The year was 2001 and semiotics (the study of signs and symbols and their use and interpretations) had by then permeated Western thought, I think mostly because of Umberto Eco’s erudite The Name of the Rose, published in 1980.   I had just gotten done reading a rather baffling book that purported to find layers of meaning in the architecture of Hilton hotels around the world and their (I am not making this up) semiotic significance to the Cold War.  And pulp writer Dan Brown had just embarked on his series of pop novels like Angels & Demons and The Da Vinci Code, each of which would build a whole story arc on the thinnest of semiotic reeds.

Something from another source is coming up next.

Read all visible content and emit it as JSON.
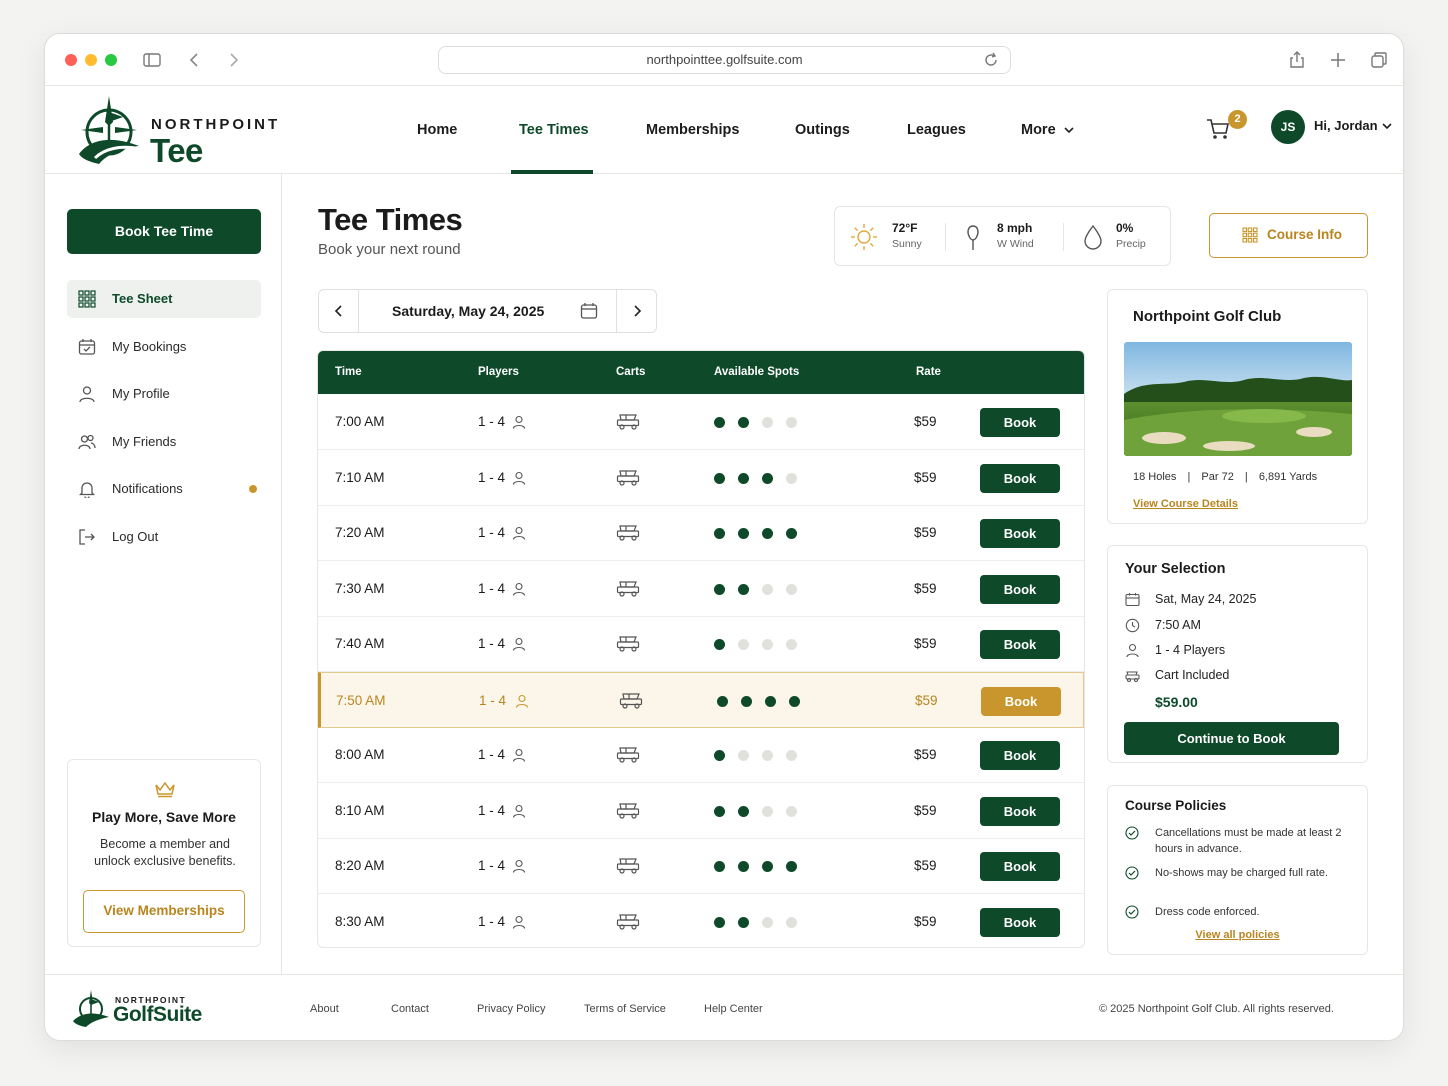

Hoping to find some semiotic comfort food, I returned to a book that I had discovered when I was in high school — Martin Gardner’s The Annotated Alice. Gardner, known to most of us as the writer of the “mathematical games” column in Scientific American magazine for over two decades, published The Annotated Alice in 1960.  And in 2001, as I reeled from what seemed to me to be a trying-too-hard effort to link the design of a staircase in the Istanbul Hilton to something about the anti-ballistic missiles in Turkey that had gotten repositioned as part of the winding-down of the Cuban missile crisis, I found the comfort food that I desired.  Gardner’s book was as rich and satisfying for me upon rereading in 2001 as it had been so many years earlier.

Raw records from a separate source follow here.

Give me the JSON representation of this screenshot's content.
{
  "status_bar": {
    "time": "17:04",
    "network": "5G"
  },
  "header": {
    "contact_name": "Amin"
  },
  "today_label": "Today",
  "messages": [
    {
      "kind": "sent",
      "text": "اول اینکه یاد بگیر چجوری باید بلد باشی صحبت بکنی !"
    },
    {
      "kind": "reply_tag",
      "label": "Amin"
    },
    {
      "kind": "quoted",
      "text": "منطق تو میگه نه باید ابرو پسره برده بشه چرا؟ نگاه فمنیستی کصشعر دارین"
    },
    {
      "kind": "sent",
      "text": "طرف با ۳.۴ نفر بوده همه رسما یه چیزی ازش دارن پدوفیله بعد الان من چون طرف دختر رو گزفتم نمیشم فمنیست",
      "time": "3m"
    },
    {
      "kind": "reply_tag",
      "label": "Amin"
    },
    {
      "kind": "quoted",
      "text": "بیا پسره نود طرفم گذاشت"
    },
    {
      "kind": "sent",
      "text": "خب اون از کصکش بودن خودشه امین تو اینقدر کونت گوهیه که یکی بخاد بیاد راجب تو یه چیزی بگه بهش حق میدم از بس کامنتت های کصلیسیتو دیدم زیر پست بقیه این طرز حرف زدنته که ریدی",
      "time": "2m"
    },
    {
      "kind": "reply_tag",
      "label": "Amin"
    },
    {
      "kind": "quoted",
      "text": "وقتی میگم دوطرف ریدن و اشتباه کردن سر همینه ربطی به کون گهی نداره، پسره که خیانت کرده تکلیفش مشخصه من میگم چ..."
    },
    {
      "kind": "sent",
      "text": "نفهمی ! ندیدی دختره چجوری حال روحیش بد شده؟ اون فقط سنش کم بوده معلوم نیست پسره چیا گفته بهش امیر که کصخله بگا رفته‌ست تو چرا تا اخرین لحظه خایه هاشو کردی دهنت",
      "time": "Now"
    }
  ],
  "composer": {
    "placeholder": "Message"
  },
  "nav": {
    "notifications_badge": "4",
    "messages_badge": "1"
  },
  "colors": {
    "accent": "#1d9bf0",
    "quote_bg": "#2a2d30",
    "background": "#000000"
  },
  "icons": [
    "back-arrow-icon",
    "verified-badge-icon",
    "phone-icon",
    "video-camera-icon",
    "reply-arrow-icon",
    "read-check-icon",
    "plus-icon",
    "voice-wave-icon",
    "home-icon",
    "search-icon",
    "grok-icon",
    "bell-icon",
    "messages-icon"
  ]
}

In The Annotated Alice, Gardner works his way through Lewis Carroll’s Alice’s Adventures in Wonderland and Through the Looking Glass, meticulously explaining the two books.  Carroll filled each book with double meanings, cultural references, and thought-provoking wordplay.  In his exegesis, Gardner provides many hundreds of footnotes, amounting to half of the words in his book, rewarding the diligent and patient reader with a fuller understanding of the two source books. 

If by some chance you have not yet read The Annotated Alice, I commend it to you.  It is a delight to the mind and to the imagination.

5 Replies to “The Annotated Alice”

  1. I think The Name of the Rose was published around 1980. The movie version with Sean Connery came out in the 1980s.

  2. Carl, are you on drugs? 😉

    Just kidding, I have a weird sense of humor! I’m guessing your drugs are reading and knowledge.

  3. Yes, Martin Gardener’s Annotated Alice is excellent. One of the few books I have read twice.

  4. Thanks, Carl. BTW, the missiles in Turkey were not “anti ballistic missiles but Atlas, liquid-fueled ICBM’s, obsolescent models which were good to trade away. The Cuban missile crisis was a very scary time, if you read any comprehensive account. Cheerio, Jim.